What’s it like being the featured attraction in the Bridge to Wonderland Parade?

That’s one of the most invigorating things I’ve done in my whole life. Two years ago we had 16,000 people there. Our parade is such that there’s only one Santa, and he comes down on the last float. It’s really something. Everybody seems to get fired up about the whole procedure. 

Do you have a most memorable lap experience?

I’ve got one little guy – they’re from the Twin Cities – he comes in and sings for me every year, and that’s kind of neat. It’s amazing. One of the first years we had this little gal came in with red hair and a green velvet dress. You run into some real strange problems. We had one little guy whose parents were separated, and he says, “I don’t know what I’m going to do, my mother wants me to be with her on Christmas Eve and my father wants me to be with him on Christmas Eve.”

Do kids ever pull on your beard or poke your belly?

Oh yeah, they try to pull the beard.

What are the most commonly asked-for gifts, for girls and for boys? 

A lot of electronic things right now that kids ask for, yet we still have quite a few little gals that like the Barbies. There’s just so much out there now there doesn’t seem to be any one particular thing that they go for like they used to.

What are the most common questions you get from kids? How do you answer them?

Some of them are real talkative. They want to know where the reindeer are. I say they’re back up there are at the North Pole waiting for the big night. And then they ask me how I got there, and I say a friend lent me their vehicle.

Have you ever had a kid cry or say, “You’re not the real Santa”?

Once in a great while. I’ve been pretty lucky. I’ve had my grandkids, one of them has been my elf for quite a few of the years. Sometimes these kids come in and they’re absolutely terrified with Santa. My elf helps me out. Sometimes they’ll go to Mrs. Santa when they won’t go to Santa. I’ve got several hand puppets I bring along. Sometimes I bring out one of the hand puppets and that kind of breaks the ice. 

When you deliver presents on Christmas Eve, do you bring someone along or is it just you and the reindeer?

I’ve gotta have help. You’ve always have to have an elf.

Do you have a favorite part of the season?

I would have to say probably parade night is the highlight of everything. Seeing all the kids and everyone enjoying themselves – their smiling faces and waving. I always tell them when they come in to see Santa that they have to be sure to wave at Santa or they can’t come to the parade.
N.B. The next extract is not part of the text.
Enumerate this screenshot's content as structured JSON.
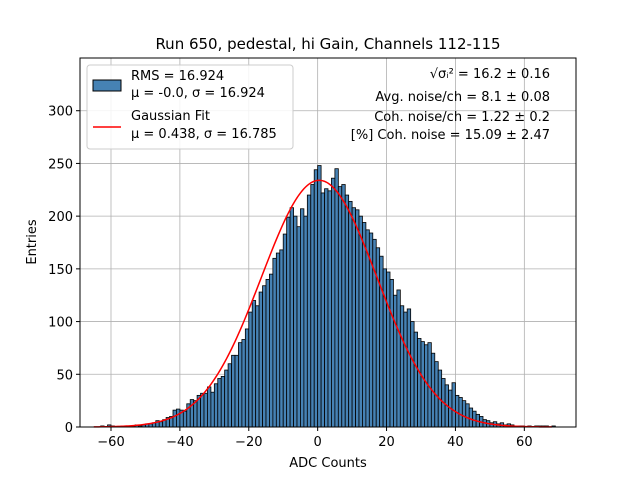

Do you have a favorite Christmas song? 

The carol that I’ve got my own part in is “Rudolph the Red-Nosed Reindeer.” I’m usually busy handing out candy canes when they’re singing, but when they sing “Rudolph the Red-Nosed Reindeer,” they stop and Santa goes on with his little solo: “Rudolph with your nose so bright, won’t you guide my sleigh tonight?”

What is the first thing that Santa does as soon as Christmas is over? Does he go on vacation?
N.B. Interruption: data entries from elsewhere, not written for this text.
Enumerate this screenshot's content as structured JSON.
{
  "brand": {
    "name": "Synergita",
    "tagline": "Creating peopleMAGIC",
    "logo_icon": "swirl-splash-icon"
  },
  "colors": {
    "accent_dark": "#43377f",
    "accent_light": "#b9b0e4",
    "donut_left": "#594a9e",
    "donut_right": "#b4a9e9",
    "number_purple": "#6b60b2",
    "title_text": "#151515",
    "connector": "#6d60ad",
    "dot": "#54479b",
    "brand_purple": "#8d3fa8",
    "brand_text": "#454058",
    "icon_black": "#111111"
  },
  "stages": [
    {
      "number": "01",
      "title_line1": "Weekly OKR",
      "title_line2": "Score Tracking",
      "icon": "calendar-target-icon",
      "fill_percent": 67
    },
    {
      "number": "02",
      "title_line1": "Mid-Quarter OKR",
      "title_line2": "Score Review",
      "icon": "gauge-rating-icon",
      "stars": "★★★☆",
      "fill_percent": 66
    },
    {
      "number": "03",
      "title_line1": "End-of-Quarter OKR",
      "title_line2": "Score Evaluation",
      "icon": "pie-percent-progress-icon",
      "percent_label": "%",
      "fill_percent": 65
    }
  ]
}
He sacks out. (Laughs.) I’m usually exhausted by the time I get done with it. I have some things I do on the side. We have a mentor program in Chippewa that really is successful, and Mrs. Santa and I appear at that. We do a thing at the library, too.

Beards seem to be a popular fashion statement these days. Does Santa have any grooming tips?

We had to get a new beard a few years ago, so we had a beard fund going. The beard I have is made out of yak hair. The beard and hairpiece ran about 500 bucks. One of the beauty shops here, the Styling Post, fixes up my beard every year.